奉天殿內明光瓦亮, 正中跪著一人,而殿前絳紅的身影立著,這一幕與十幾日前如出一轍。

“知曉朕為何將你留下來嗎?”朱興瑞斂著神色望著丹墀下挺直而跪的身姿,皺了皺眉。

“臣辦事不力, 還請聖上責罰。”衛驤伏身。

朱興瑞冷笑一聲, “你不必在我面前虛與委蛇, 朕不昏庸,豈會辨不清真假虛實來。你若辦事不力,這世上便尋不出辦事周全之人了。否則朕將錦衣衛指揮使之位給你豈不是讓天下人笑話!”

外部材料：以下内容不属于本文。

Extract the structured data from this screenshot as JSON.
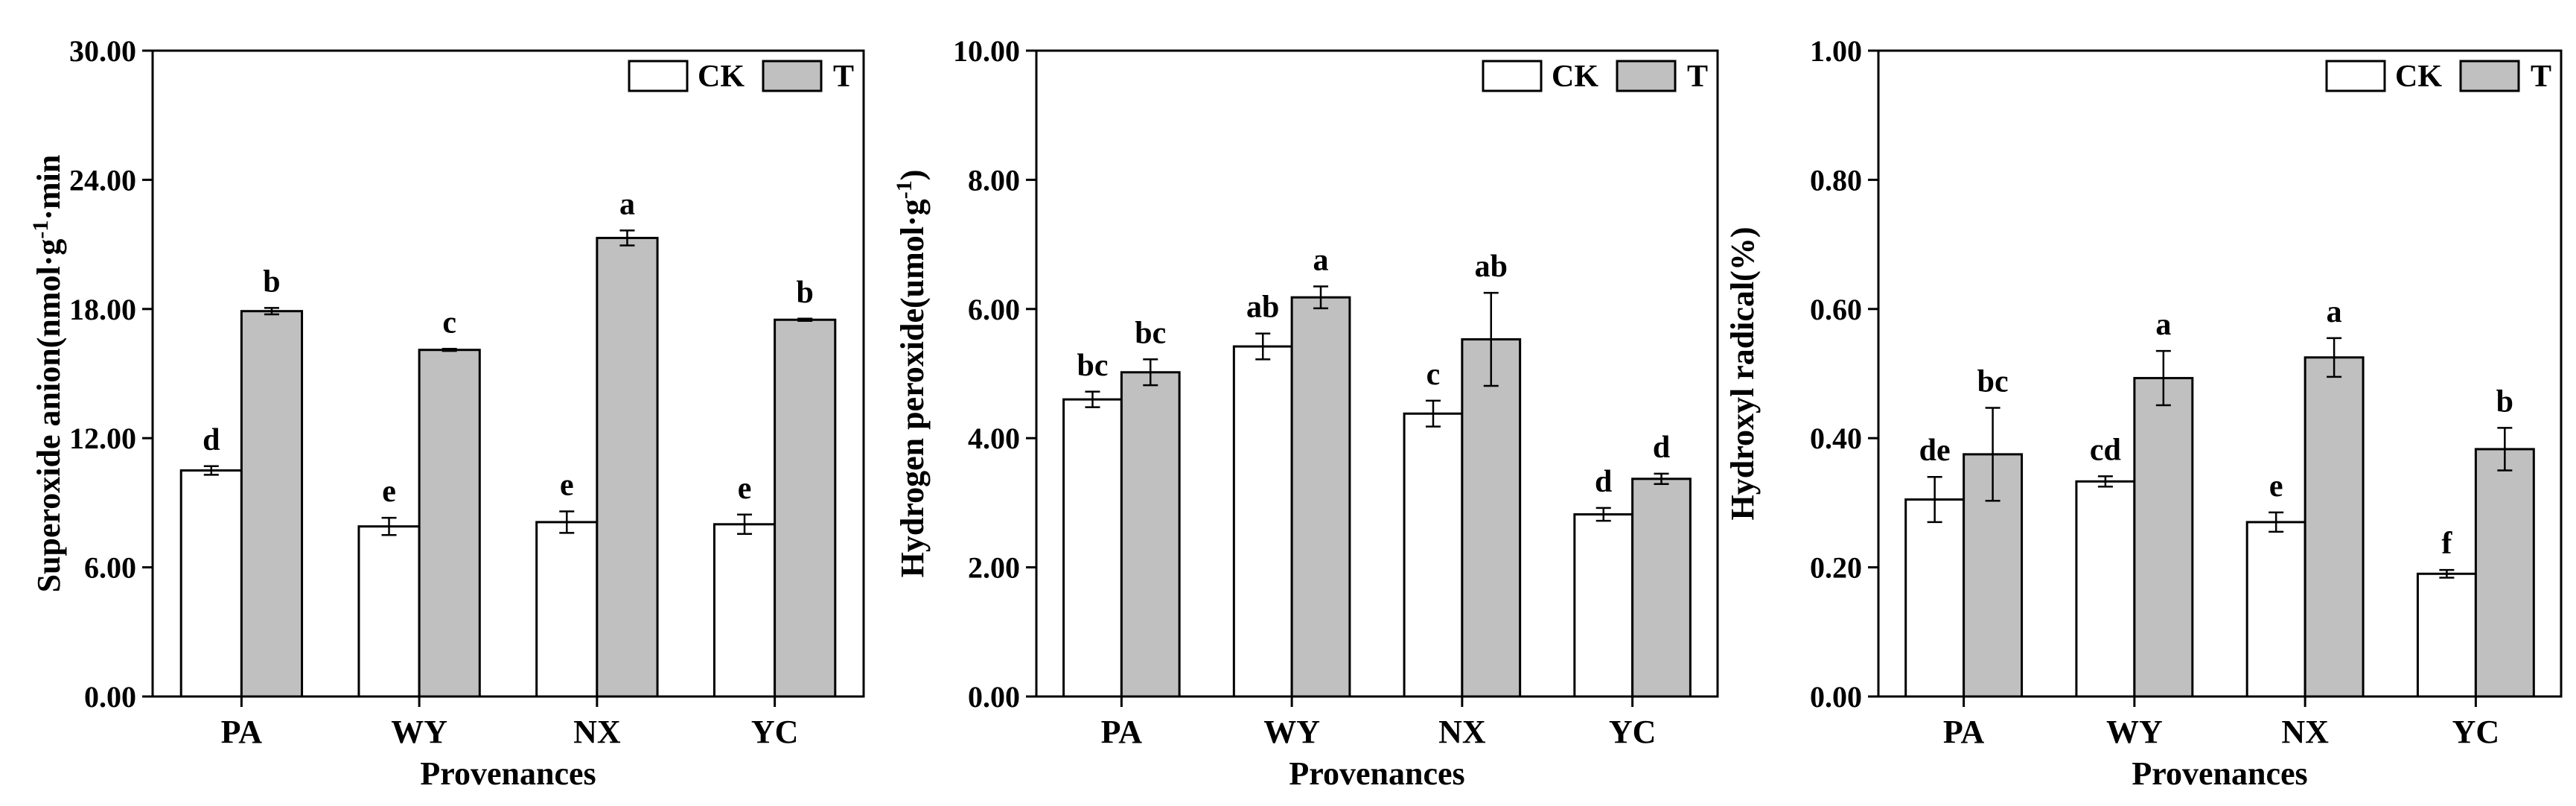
{
  "colors": {
    "ck": "#ffffff",
    "t": "#c0c0c0",
    "stroke": "#000000"
  },
  "legend": {
    "ck_label": "CK",
    "t_label": "T"
  },
  "chart_data": [
    {
      "type": "bar",
      "title": "",
      "xlabel": "Provenances",
      "ylabel_main": "Superoxide anion(nmol·g",
      "ylabel_sup": "-1",
      "ylabel_tail": "·min",
      "ylim": [
        0,
        30
      ],
      "yticks": [
        "0.00",
        "6.00",
        "12.00",
        "18.00",
        "24.00",
        "30.00"
      ],
      "categories": [
        "PA",
        "WY",
        "NX",
        "YC"
      ],
      "series": [
        {
          "name": "CK",
          "values": [
            10.5,
            7.9,
            8.1,
            8.0
          ],
          "errors": [
            0.2,
            0.4,
            0.5,
            0.45
          ],
          "letters": [
            "d",
            "e",
            "e",
            "e"
          ]
        },
        {
          "name": "T",
          "values": [
            17.9,
            16.1,
            21.3,
            17.5
          ],
          "errors": [
            0.15,
            0.05,
            0.35,
            0.05
          ],
          "letters": [
            "b",
            "c",
            "a",
            "b"
          ]
        }
      ],
      "legend_position": "top-right"
    },
    {
      "type": "bar",
      "title": "",
      "xlabel": "Provenances",
      "ylabel_main": "Hydrogen peroxide(umol·g",
      "ylabel_sup": "-1",
      "ylabel_tail": ")",
      "ylim": [
        0,
        10
      ],
      "yticks": [
        "0.00",
        "2.00",
        "4.00",
        "6.00",
        "8.00",
        "10.00"
      ],
      "categories": [
        "PA",
        "WY",
        "NX",
        "YC"
      ],
      "series": [
        {
          "name": "CK",
          "values": [
            4.6,
            5.42,
            4.38,
            2.82
          ],
          "errors": [
            0.12,
            0.2,
            0.2,
            0.1
          ],
          "letters": [
            "bc",
            "ab",
            "c",
            "d"
          ]
        },
        {
          "name": "T",
          "values": [
            5.02,
            6.18,
            5.53,
            3.37
          ],
          "errors": [
            0.2,
            0.17,
            0.72,
            0.08
          ],
          "letters": [
            "bc",
            "a",
            "ab",
            "d"
          ]
        }
      ],
      "legend_position": "top-right"
    },
    {
      "type": "bar",
      "title": "",
      "xlabel": "Provenances",
      "ylabel_main": "Hydroxyl radical(%)",
      "ylabel_sup": "",
      "ylabel_tail": "",
      "ylim": [
        0,
        1
      ],
      "yticks": [
        "0.00",
        "0.20",
        "0.40",
        "0.60",
        "0.80",
        "1.00"
      ],
      "categories": [
        "PA",
        "WY",
        "NX",
        "YC"
      ],
      "series": [
        {
          "name": "CK",
          "values": [
            0.305,
            0.333,
            0.27,
            0.19
          ],
          "errors": [
            0.035,
            0.008,
            0.015,
            0.006
          ],
          "letters": [
            "de",
            "cd",
            "e",
            "f"
          ]
        },
        {
          "name": "T",
          "values": [
            0.375,
            0.493,
            0.525,
            0.383
          ],
          "errors": [
            0.072,
            0.042,
            0.03,
            0.033
          ],
          "letters": [
            "bc",
            "a",
            "a",
            "b"
          ]
        }
      ],
      "legend_position": "top-right"
    }
  ]
}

朱興瑞瞇了瞇眼, 眼底是一片清明, “不過這一回朕也未料到,你竟也有馬失前蹄的時候。你也算是有些道行的狐貍了, 可惜遇上個老狐貍,難得栽一回也不算失了面子, 挫挫你那不知天高地厚與自以為是的銳氣也是好的!”

衛驤擺正姿態, 恭敬道:“聖上教訓的是。”

“左相也是跟隨朕十餘年的老臣了,他行事做派朕也清楚,這些年在中書省也並未有過差錯。”朱興瑞低聲,“而你才半高時便跟著你父親隨朕東征西戰,你十五歲時便已入宮,朕也算是看著你長大。衛t驤……一個左相, 一個你, 你說朕該信誰?”

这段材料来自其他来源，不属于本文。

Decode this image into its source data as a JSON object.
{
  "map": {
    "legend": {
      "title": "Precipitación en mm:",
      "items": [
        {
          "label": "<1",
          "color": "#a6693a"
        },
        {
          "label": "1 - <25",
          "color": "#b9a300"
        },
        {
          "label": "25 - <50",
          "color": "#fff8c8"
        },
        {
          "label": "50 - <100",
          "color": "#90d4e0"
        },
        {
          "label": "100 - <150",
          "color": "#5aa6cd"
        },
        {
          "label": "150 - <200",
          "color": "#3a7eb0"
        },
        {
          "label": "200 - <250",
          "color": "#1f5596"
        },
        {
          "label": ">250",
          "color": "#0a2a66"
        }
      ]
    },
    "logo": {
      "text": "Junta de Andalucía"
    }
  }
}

衛驤直言不諱:“下朝之時聖上唯獨將臣留下,聖上心中應當已有取舍。”

“哼。”朱興瑞冷笑了聲, “衛驤, 你的自負這些年絲毫未減。”

衛驤不卑不亢道:“臣無虛言。”

“他這幺子不成事,朕也有所耳聞, 因著這些年並未出過事,朕便也睜一只眼閉一只眼,他乃左相之子,左相力保他也無可後非,今日百官都瞧了,人證物證俱全,並無紕漏。”

“朕並不信,可朕還是免了罪,衛驤,你可知是為何?”

“臣不敢揣度聖意。”

朱興瑞不加掩飾地冷哼了聲,“昨日朕得到了一份密函,衛驤,你猜猜那密函寫著什麽?”

“恕臣愚笨,不知——”

“你自己寫的還不知嗎!”朱興瑞打斷他,“那麽多年了,朕還認不出你的字跡嘛!你莫要在此假惺惺的給朕演戲,你若不想讓朕知曉是你送來的,有的是法子!朕就是想問你,你究竟想做什麽!左相上呈的證據你分明早已先一步得到而交給了朕,可今日朝堂你為何不揭穿,還要讓朕陪你演這出戲?以你那些心思,他胡遂安還能安然無恙出了錦衣衛獄?告訴朕,你究竟想做什麽!”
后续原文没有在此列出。